An emergency fund, otherwise known as the "Destroyer of the Oh Crap! Response to Unexpected Expenses," is an essential part of your total get-out-of-debt strategic plan.
Consider this scenario that happens somewhere every day: Your car isn’t running like it should, so you take it to your local repair shop. Your mechanic finds that fuel additives have clogged and ruined a small part, about the size of a credit card, which will need to be replaced. "Whew," you say. You think to yourself, "Tiny little part, can’t cost much." Oh, how wrong you are when you hear the $700 price tag for the part and labor. Oh, crap!
Without an emergency fund, where do you turn? You seek out your credit card, which, incidentally, is the same size as the tiny, expensive car part. That takes care of it, car fixed. But, you’re further in debt. You have no immediate way of paying for the $700 repairs, or you wouldn’t have charged it in the first place, so the $700 repair will end up costing you much more in finance charges on your credit card.
If you had an emergency fund, your $700 repair would only cost you, you guessed it, $700.
There are other ripple effects of using your credit cards for unexpected necessities. For example, when money is tight and you’re trying to emerge from the debt dungeon, adding to your credit card balance increases your monthly payment and slows your debt reduction plan. That, in turn, kills your confidence and will to keep going. Never underestimate the psychological impact of credit spending.

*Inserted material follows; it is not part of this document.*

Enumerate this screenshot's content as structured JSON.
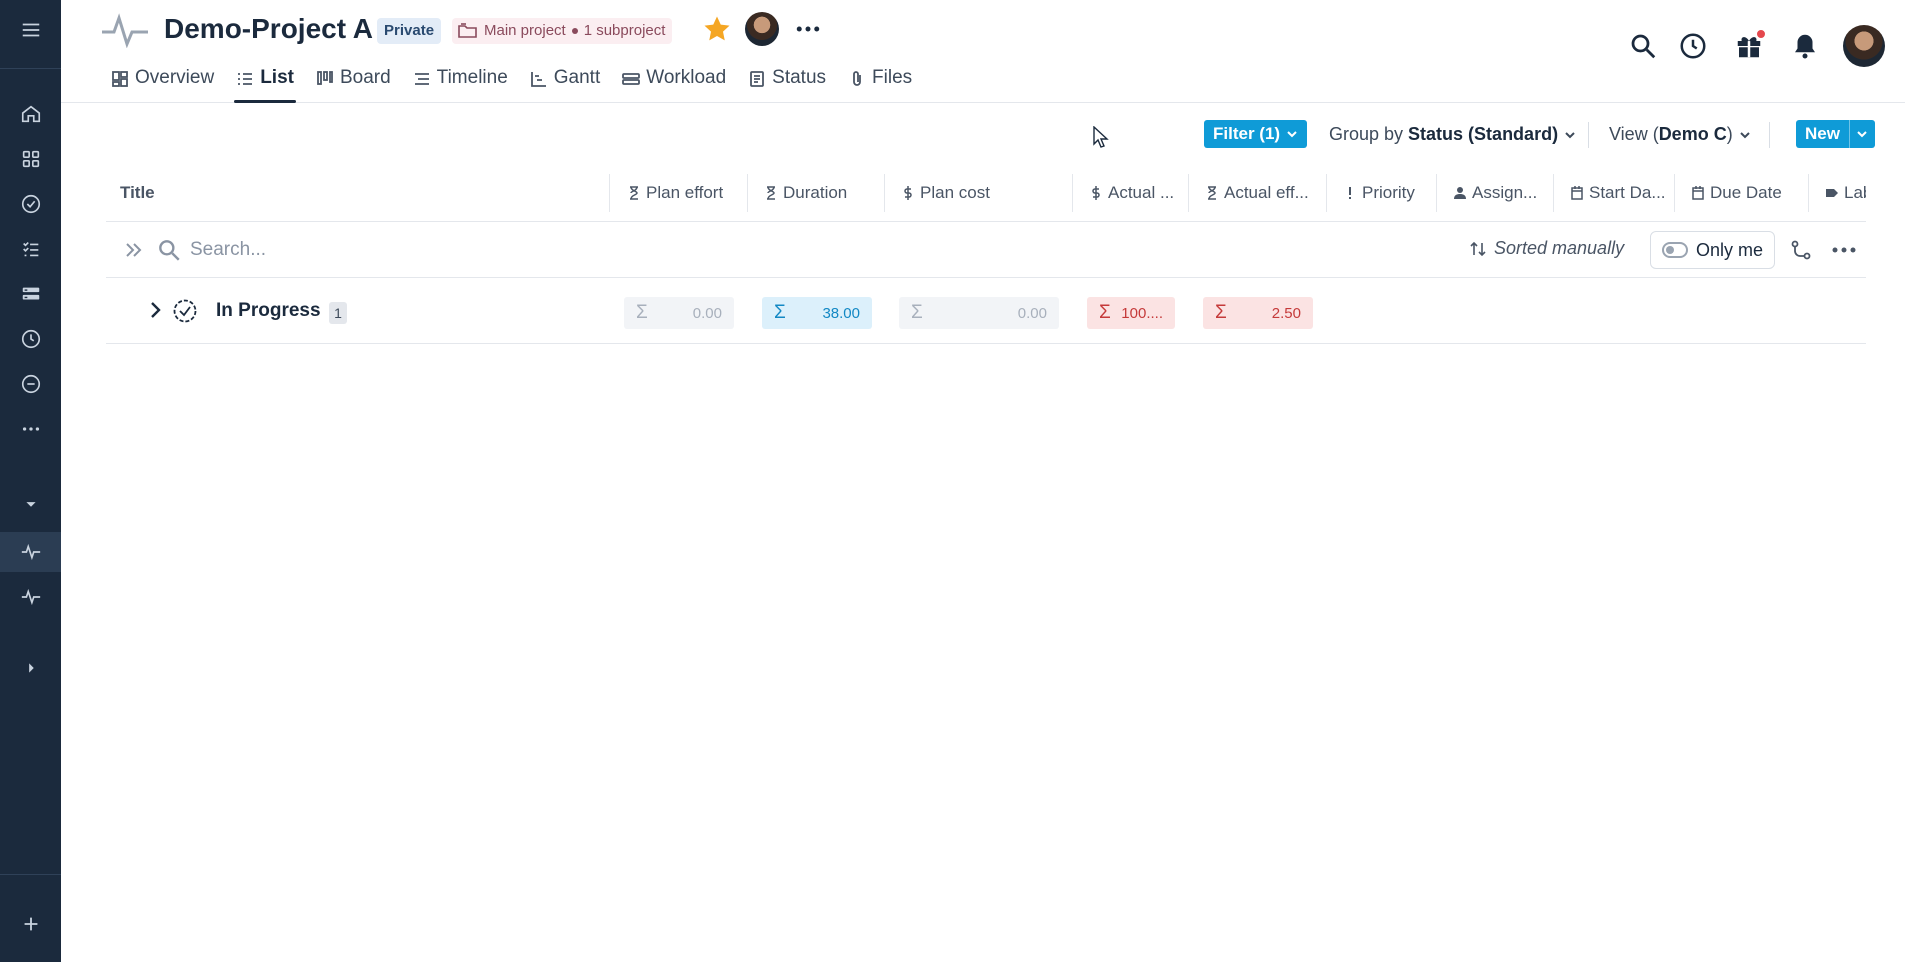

If you don’t have an emergency fund in place, now is the time to start "funding the fund." If you’re at the beginning of your debt reduction plan, or in the midst of it, personal finance expert, Dave Ramsey, recommends that you set aside $1,000 in an emergency fund (see his book Total Money Makeover). If you’re a student, or your normal expenses are minimal, $500 may suffice.
No, you don’t need to fund it all at once. Simply pay yourself $25, $50, $100 per month, or whatever amount you can afford, and keep adding until you get to $1,000.
Oh, another thing. You shouldn’t keep your emergency fund where it’s easily accessible, as in a normal checking account. Find a good money market account, that pays you interest. Sure, you can still write checks from the account, but many have limits set on the minimum you can withdraw. For example, I have a money market account that prohibits me from writing checks for less than $250. Keeps me from spending money on small, non-emergency purchases. According to the blog, Get Rich Slowly, you should "consider opening a savings account at an online bank like ING or Emigrant. When an emergency arises, you can easily transfer the money to your regular checking account."
When you get out of debt, you can then start your gonzo emergency fund of six months or so of living expenses.
It may seem counterintuitive to start saving money before you’re out of debt. But, if you don’t pay yourself at the outset, or wherever you are in the process, you won’t be able to cope with the unexpected. Then, the evil creditor will be waiting with open arms.